Chainer sklearn wrapper

If you are familiar with machine learning before deep learning becomes popular, you might have been using sklearn (scikit-learn), which is very popular machine learning library in python.

Its interface is used for a long time, and I thought it is better to support this interface with python to allow users to try deep learning more easily! I wrote Chainer sklearn wrapper.

chainer-sklearn-wrapper

Here, I will explain how to use

Contents

1 Construct the model
- 1.1 Classifier model
- 1.2 Regression model
2 Training the model with fit
3 Predict with trained model
4 GridSearchCV, RandomizedSearchCV

Construct the model

Mainly, conventional machine learning task can be categorized in following three:

Classification – Classify the input’s class(label), sometimes the output is probability of being each class(label).
Regression – Predict the target feature’s value based on the input features’ value.
Clustering – Given only input without label, make a group whose feature is similar in input space.

I want to support classifier model and regression model in deep learning.

Classifier model

You can use SklearnWrapperClassifier class, it can be constructed in almost same way with current Classifier class in Chainer.
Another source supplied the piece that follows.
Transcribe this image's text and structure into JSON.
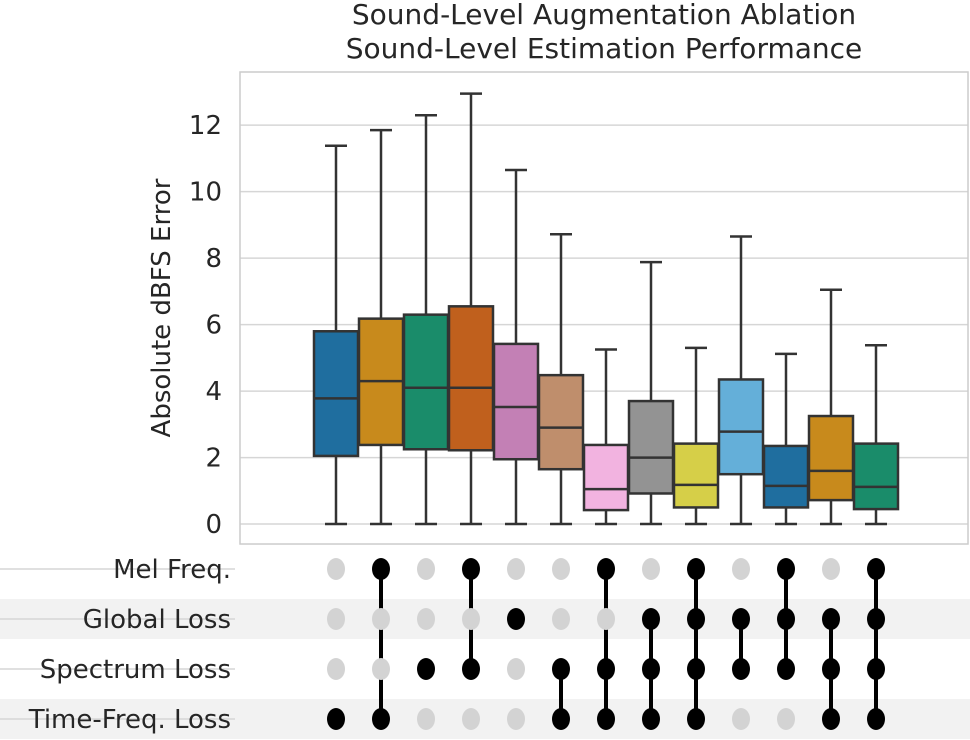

Just define your own predictor model and set it to classifier.

# Network definition
class MLP(chainer.Chain):

    def __init__(self, n_units, n_out):
        super(MLP, self).__init__()
        with self.init_scope():
            # the size of the inputs to each layer will be inferred
            self.l1 = L.Linear(None, n_units)  # n_in -> n_units
            self.l2 = L.Linear(None, n_units)  # n_units -> n_units
            self.l3 = L.Linear(None, n_out)  # n_units -> n_out

    def __call__(self, x):
        h1 = F.relu(self.l1(x))
        h2 = F.relu(self.l2(h1))
        return self.l3(h2)

# Construct classifier model
n_unit = 50
model = SklearnWrapperClassifier(MLP(n_unit, 10))

Regression model

[WIP] Currently it is not implemented yet..
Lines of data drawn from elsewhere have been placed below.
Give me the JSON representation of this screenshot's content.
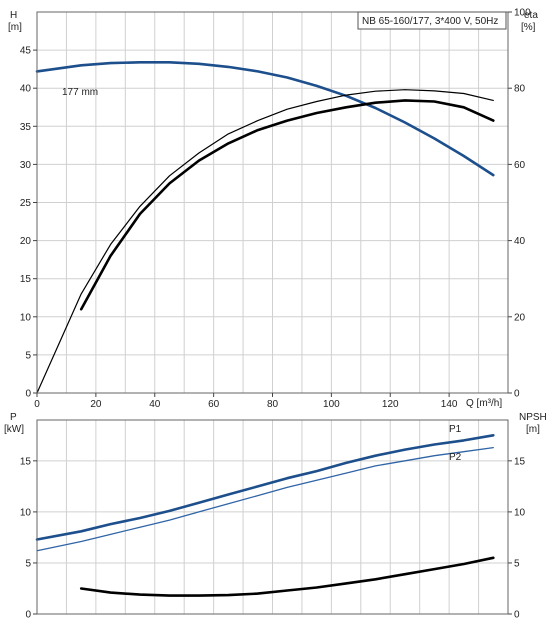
{
  "title": "NB 65-160/177, 3*400 V, 50Hz",
  "colors": {
    "blue": "#1d4f8c",
    "blue_thin": "#2f64a6",
    "black": "#000000",
    "grid": "#d0d0d0"
  },
  "chart_data": [
    {
      "type": "line",
      "panel": "head-efficiency",
      "title": "NB 65-160/177, 3*400 V, 50Hz",
      "x_axis": {
        "label": "Q [m³/h]",
        "range": [
          0,
          160
        ],
        "ticks": [
          0,
          20,
          40,
          60,
          80,
          100,
          120,
          140
        ]
      },
      "left_axis": {
        "label_top": "H",
        "label_unit": "[m]",
        "range": [
          0,
          50
        ],
        "ticks": [
          0,
          5,
          10,
          15,
          20,
          25,
          30,
          35,
          40,
          45
        ]
      },
      "right_axis": {
        "label_top": "eta",
        "label_unit": "[%]",
        "range": [
          0,
          100
        ],
        "ticks": [
          0,
          20,
          40,
          60,
          80,
          100
        ]
      },
      "grid": true,
      "annotation": "177 mm",
      "series": [
        {
          "axis": "left",
          "style": "blue-thick",
          "x": [
            0,
            15,
            25,
            35,
            45,
            55,
            65,
            75,
            85,
            95,
            105,
            115,
            125,
            135,
            145,
            155
          ],
          "y": [
            42.2,
            43.0,
            43.3,
            43.4,
            43.4,
            43.2,
            42.8,
            42.2,
            41.4,
            40.3,
            39.0,
            37.4,
            35.5,
            33.4,
            31.1,
            28.6
          ]
        },
        {
          "axis": "right",
          "style": "black-thin",
          "x": [
            0,
            15,
            25,
            35,
            45,
            55,
            65,
            75,
            85,
            95,
            105,
            115,
            125,
            135,
            145,
            155
          ],
          "y": [
            0,
            26,
            39,
            49,
            57,
            63,
            68,
            71.5,
            74.5,
            76.5,
            78.2,
            79.2,
            79.6,
            79.3,
            78.6,
            76.8
          ]
        },
        {
          "axis": "right",
          "style": "black-thick",
          "x": [
            15,
            25,
            35,
            45,
            55,
            65,
            75,
            85,
            95,
            105,
            115,
            125,
            135,
            145,
            155
          ],
          "y": [
            22,
            36,
            47,
            55,
            61,
            65.5,
            69,
            71.5,
            73.5,
            75,
            76.2,
            76.8,
            76.5,
            75,
            71.5
          ]
        }
      ]
    },
    {
      "type": "line",
      "panel": "power-npsh",
      "x_axis": {
        "range": [
          0,
          160
        ]
      },
      "left_axis": {
        "label_top": "P",
        "label_unit": "[kW]",
        "range": [
          0,
          19
        ],
        "ticks": [
          0,
          5,
          10,
          15
        ]
      },
      "right_axis": {
        "label_top": "NPSH",
        "label_unit": "[m]",
        "range": [
          0,
          19
        ],
        "ticks": [
          0,
          5,
          10,
          15
        ]
      },
      "grid": true,
      "series": [
        {
          "name": "P1",
          "axis": "left",
          "style": "blue-thick",
          "x": [
            0,
            15,
            25,
            35,
            45,
            55,
            65,
            75,
            85,
            95,
            105,
            115,
            125,
            135,
            145,
            155
          ],
          "y": [
            7.3,
            8.1,
            8.8,
            9.4,
            10.1,
            10.9,
            11.7,
            12.5,
            13.3,
            14.0,
            14.8,
            15.5,
            16.1,
            16.6,
            17.0,
            17.5
          ]
        },
        {
          "name": "P2",
          "axis": "left",
          "style": "blue-thin",
          "x": [
            0,
            15,
            25,
            35,
            45,
            55,
            65,
            75,
            85,
            95,
            105,
            115,
            125,
            135,
            145,
            155
          ],
          "y": [
            6.2,
            7.1,
            7.8,
            8.5,
            9.2,
            10.0,
            10.8,
            11.6,
            12.4,
            13.1,
            13.8,
            14.5,
            15.0,
            15.5,
            15.9,
            16.3
          ]
        },
        {
          "axis": "right",
          "style": "black-thick",
          "x": [
            15,
            25,
            35,
            45,
            55,
            65,
            75,
            85,
            95,
            105,
            115,
            125,
            135,
            145,
            155
          ],
          "y": [
            2.5,
            2.1,
            1.9,
            1.8,
            1.8,
            1.85,
            2.0,
            2.3,
            2.6,
            3.0,
            3.4,
            3.9,
            4.4,
            4.9,
            5.5
          ]
        }
      ]
    }
  ]
}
Training the model with fit

Once the model is constructed, you can call fit function in the same way as sklearn.

Example 1. Iris data classification

Prepare the input data X and target data (label) y, and call fit.

    # Load the iris dataset
    data, target = load_iris(return_X_y=True)
    X = data.astype(np.float32)
    y = target.astype(np.int32)

    # Construct model
    model = SklearnWrapperClassifier(MLP(args.unit, 10), device=args.gpu)

    # Train the model with fit
    model.fit(X, y, epoch=args.epoch)

See train_iris_fit.py for whole training code.

Example 2. MNIST data classification

You can also use fit function with Chainer’s dataset class.

Below example shows to fit the model using Chainer’s TupleDataset.

    # Load the MNIST dataset
    train, test = chainer.datasets.get_mnist()

    model = SklearnWrapperClassifier(MLP(args.unit, 10), device=args.gpu)
    model.fit(
        train,
        test=test,
        batchsize=args.batchsize,
        #iterator_class=chainer.iterators.SerialIterator,
        optimizer=chainer.optimizers.Adam(),
        epoch=args.epoch,
        out=args.out,
        snapshot_frequency=1,
        #dump_graph=False
        #log_report=True,
        plot_report=False,
        #print_report=True,
        progress_report=False,
        resume=args.resume
    )

See train_mnist_fit.py for whole training code.

Predict with trained model

You can use predict function to get the classification result, and predict_proba method to get the probability for being each class.

    # --- Example 1. Predict all test data ---
    outputs = model.predict(test,
                            batchsize=batchsize,
                            retain_inputs=True,)

    x, t = model.inputs

Set retain_inputs option to True to retrieve the model inputs. This convenient method is useful for chainer dataset because for example data augmentation preprocessing is done every time of when the data is accessed by index (get_example method of DatasetMixin), and thus it is not guaranteed to get same input when accessed the data with same index.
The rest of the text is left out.